Nationalisation d’Assala : quand le Gabon cède 150 milliards de francs CFA à Gunvor

Dans la suite de son enquête, publiée ce 9 septembre, Africa Intelligence révèle les clauses cachées du contrat pétrolier de 1 milliard de dollars conclu en 2024 entre Gunvor et la Gabon Oil Company. Derrière les discours officiels d’un partenariat «irréprochable», se profilent des taux usuraires, des marges occultes et des interférences d’intermédiaires qui s’apparentent en réalité à un piège : 200 à 250 millions de dollars (environ 120 à 150 milliards de francs CFA) de profits garantis pour le trader suisse, contre un fardeau d’intérêts et de clauses opaques qui dépouillent le Gabon de ses propres richesses..

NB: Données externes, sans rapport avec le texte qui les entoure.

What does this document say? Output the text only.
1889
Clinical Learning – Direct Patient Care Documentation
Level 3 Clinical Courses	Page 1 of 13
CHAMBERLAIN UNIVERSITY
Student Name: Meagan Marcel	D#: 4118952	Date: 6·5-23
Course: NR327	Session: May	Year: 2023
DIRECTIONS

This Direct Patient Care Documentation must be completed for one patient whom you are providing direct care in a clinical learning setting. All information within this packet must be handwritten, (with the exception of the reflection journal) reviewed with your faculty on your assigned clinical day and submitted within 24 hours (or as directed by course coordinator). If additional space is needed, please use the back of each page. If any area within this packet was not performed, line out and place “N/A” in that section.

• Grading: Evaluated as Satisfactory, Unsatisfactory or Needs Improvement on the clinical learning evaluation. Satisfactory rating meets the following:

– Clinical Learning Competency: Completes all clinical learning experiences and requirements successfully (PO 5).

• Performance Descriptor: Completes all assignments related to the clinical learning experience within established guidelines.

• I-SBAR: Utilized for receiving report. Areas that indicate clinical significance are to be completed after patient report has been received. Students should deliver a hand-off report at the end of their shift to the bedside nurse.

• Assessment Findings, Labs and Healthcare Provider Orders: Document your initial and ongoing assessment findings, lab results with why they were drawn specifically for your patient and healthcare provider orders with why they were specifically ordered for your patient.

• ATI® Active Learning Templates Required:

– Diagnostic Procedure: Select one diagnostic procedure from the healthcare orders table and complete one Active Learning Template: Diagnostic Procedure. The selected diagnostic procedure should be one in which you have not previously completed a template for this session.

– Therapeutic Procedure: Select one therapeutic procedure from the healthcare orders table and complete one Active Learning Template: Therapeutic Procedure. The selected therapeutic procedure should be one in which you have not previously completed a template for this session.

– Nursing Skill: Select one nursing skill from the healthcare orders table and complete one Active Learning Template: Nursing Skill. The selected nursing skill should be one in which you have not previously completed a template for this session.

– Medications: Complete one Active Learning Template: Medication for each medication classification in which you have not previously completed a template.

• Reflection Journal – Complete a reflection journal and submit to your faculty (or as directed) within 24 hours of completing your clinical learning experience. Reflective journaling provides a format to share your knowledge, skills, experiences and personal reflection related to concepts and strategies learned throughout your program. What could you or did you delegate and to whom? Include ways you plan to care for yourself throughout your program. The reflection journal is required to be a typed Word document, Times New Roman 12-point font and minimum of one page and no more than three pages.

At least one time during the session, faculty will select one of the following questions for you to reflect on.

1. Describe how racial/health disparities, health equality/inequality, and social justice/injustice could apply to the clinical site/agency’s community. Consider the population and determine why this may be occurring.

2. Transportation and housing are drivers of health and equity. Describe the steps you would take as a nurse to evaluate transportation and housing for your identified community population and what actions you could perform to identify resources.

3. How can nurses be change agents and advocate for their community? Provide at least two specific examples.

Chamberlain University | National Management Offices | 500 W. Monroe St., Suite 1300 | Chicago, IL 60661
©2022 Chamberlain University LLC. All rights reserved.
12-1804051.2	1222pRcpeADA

Le deal Assala : 1 milliard de $ prêté, 150 milliards de CFA payés en clair-obscur. © GabonReview
«Le deal Assala est clean», répètent à l’unisson Gunvor et la GOC. Une formule martelée comme un mantra, mais que la lecture des contrats contredit largement. Le deuxième épisode de l’enquête d’Africa Intelligence plonge au cœur des rouages financiers et politiques de cette opération. À la lecture des documents, le deal apparait comme un montage dont l’équilibre penche largement en faveur du négociant suisse.

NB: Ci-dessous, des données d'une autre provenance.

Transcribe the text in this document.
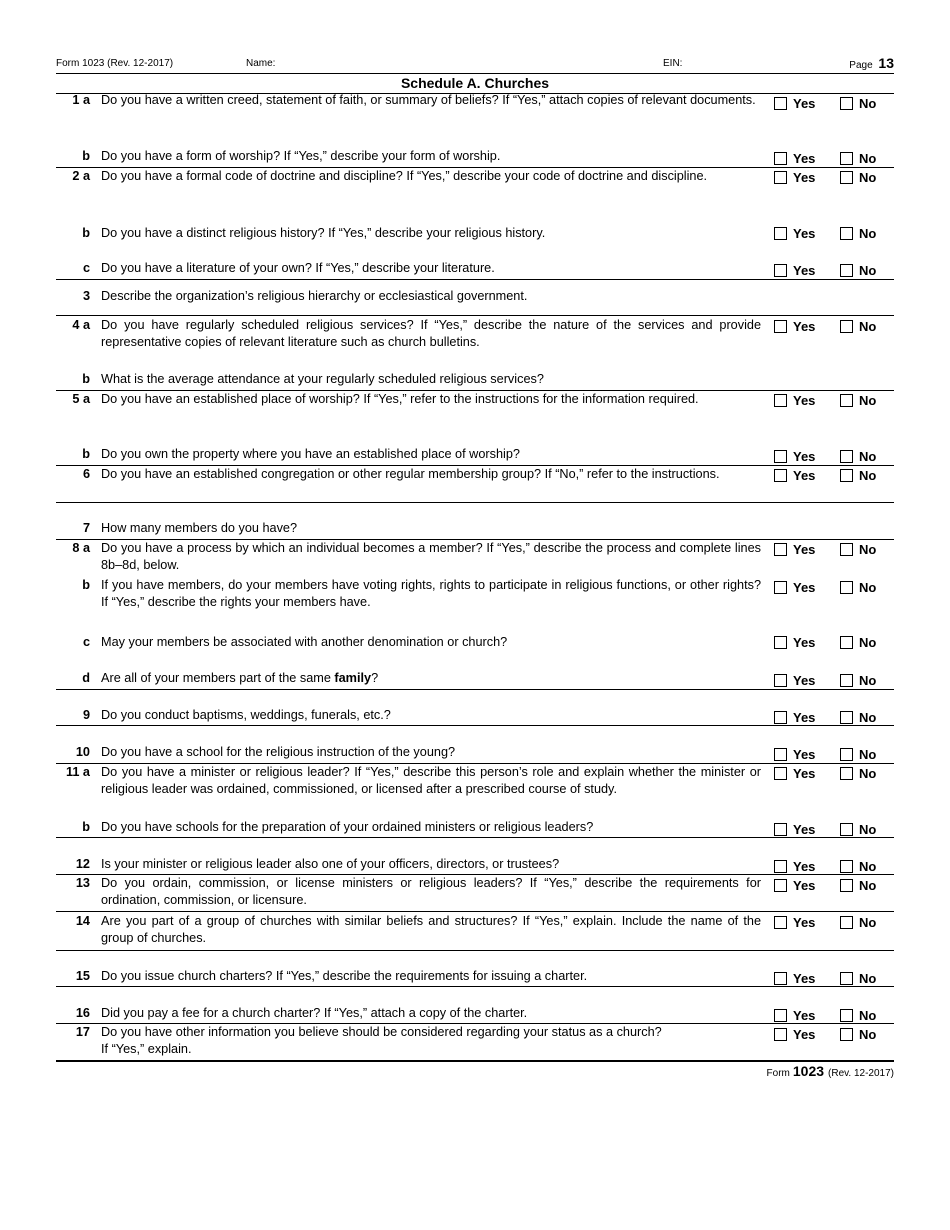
Form 1023 (Rev. 12-2017)	Name:	EIN:	Page 13
Schedule A. Churches
1 a Do you have a written creed, statement of faith, or summary of beliefs? If “Yes,” attach copies of relevant documents.	Yes	No
b Do you have a form of worship? If “Yes,” describe your form of worship.	Yes	No
2 a Do you have a formal code of doctrine and discipline? If “Yes,” describe your code of doctrine and discipline.	Yes	No
b Do you have a distinct religious history? If “Yes,” describe your religious history.	Yes	No
c Do you have a literature of your own? If “Yes,” describe your literature.	Yes	No
3 Describe the organization’s religious hierarchy or ecclesiastical government.
4 a Do you have regularly scheduled religious services? If “Yes,” describe the nature of the services and provide representative copies of relevant literature such as church bulletins.
Yes	No
b What is the average attendance at your regularly scheduled religious services?
5 a Do you have an established place of worship? If “Yes,” refer to the instructions for the information required.	Yes	No
b Do you own the property where you have an established place of worship?	Yes	No
6 Do you have an established congregation or other regular membership group? If “No,” refer to the instructions.	Yes	No
7 How many members do you have?
8 a Do you have a process by which an individual becomes a member? If “Yes,” describe the process and complete lines 8b–8d, below.
Yes	No
b If you have members, do your members have voting rights, rights to participate in religious functions, or other rights? If “Yes,” describe the rights your members have.
Yes	No
c May your members be associated with another denomination or church?	Yes	No
d Are all of your members part of the same family?	Yes	No
9 Do you conduct baptisms, weddings, funerals, etc.?	Yes	No
10 Do you have a school for the religious instruction of the young?	Yes	No
11 a Do you have a minister or religious leader? If “Yes,” describe this person’s role and explain whether the minister or religious leader was ordained, commissioned, or licensed after a prescribed course of study.
Yes	No
b Do you have schools for the preparation of your ordained ministers or religious leaders?	Yes	No
12 Is your minister or religious leader also one of your officers, directors, or trustees?	Yes	No
13 Do you ordain, commission, or license ministers or religious leaders? If “Yes,” describe the requirements for ordination, commission, or licensure.
Yes	No
14 Are you part of a group of churches with similar beliefs and structures? If “Yes,” explain. Include the name of the group of churches.
Yes	No
15 Do you issue church charters? If “Yes,” describe the requirements for issuing a charter.	Yes	No
16 Did you pay a fee for a church charter? If “Yes,” attach a copy of the charter.	Yes	No
17 Do you have other information you believe should be considered regarding your status as a church?
If “Yes,” explain.
Yes	No
Form 1023 (Rev. 12-2017)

Conditions financières asphyxiantes, marges cachées et profits massifs
Le prêt de 1 milliard de dollars accordé par Gunvor se décompose en deux tranches : 800 millions sur cinq ans et 200 millions en crédit renouvelable. Les remboursements mensuels imposent à la GOC de verser 20 millions de dollars jusqu’en 2027, puis 5,8 millions par mois jusqu’en 2029. S’y ajoutent des taux d’intérêt exorbitants : près de 13 % pour la première tranche, plus de 10,5 % pour la seconde, calculés sur des taux fixes indexés au SOFR.
L’analyse est claire : ce montage offre un ballon d’oxygène immédiat à Libreville mais hypothèque ses marges de manœuvre pour plusieurs années. «Impossible de soutenir un tel fardeau sans hypothéquer l’avenir», confie une source interne citée par Africa Intelligence.
Au-delà des intérêts, Gunvor tire parti d’une mécanique subtile. Officiellement, sa marge est fixée à 0,10 dollar par baril. Mais Africa Intelligence souligne que «le négociant surévalue systématiquement ses frais» et profite de la latitude de 30 jours pour spéculer sur les cours mondiaux. L’avantage peut atteindre 6 à 7 dollars par baril, sans moyen de vérification pour la GOC. Le bénéfice total attendu pour Gunvor oscillerait entre 200 et 250 millions de dollars en cinq ans, sans compter un «gentlemen’s agreement» [ ou accord de gentlemen en français, est un accord informel, non écrit et sans valeur juridique contraignante] qui lui donne priorité sur le profit oil de l’État (jusqu’à neuf cargos supplémentaires par an).
Ce schéma n’est pas seulement lucratif pour le trader : il enferme le Gabon dans une dépendance contractuelle, où l’État cède à un acteur privé une partie de son pouvoir de négociation. Une nationalisation célébrée comme un acte de dignité pourrait, paradoxalement, se traduire par une perte de souveraineté réelle.
Intermédiaires et conformité : les fissures du système
Les interférences d’hommes comme Mohamed Dagdag, qui réclame 15 millions de dollars de commissions, ou Patrice Trovoada, l’ancien Premier ministre de Sao Tomé, soupçonné d’avoir tenté de s’insérer dans le deal, témoignent d’un écosystème friable où chaque opportuniste cherche sa part. Pour Gunvor, déjà condamné en Suisse en 2019 et placé sous la surveillance du Department of Justice américain, l’affaire révèle la persistance d’une culture du contournement. Les engagements de «compliance» s’entrechoquent avec la réalité des «gentlemen’s agreements» et des arrangements officieux.
Décorés à Libreville pour avoir «rendu sa dignité au peuple gabonais», les cadres de Gunvor laissent derrière eux un contrat où la balance penche nettement en faveur du trader. Loin d’être «clean», le deal Assala illustre la contradiction d’un pays qui proclame la souveraineté énergétique tout en l’hypothéquant à travers des clauses opaques et des taux usuraires. Le vrai test ne sera pas l’effet d’annonce, mais la capacité du Gabon à sortir gagnant d’un montage que l’histoire pourrait juger toxique.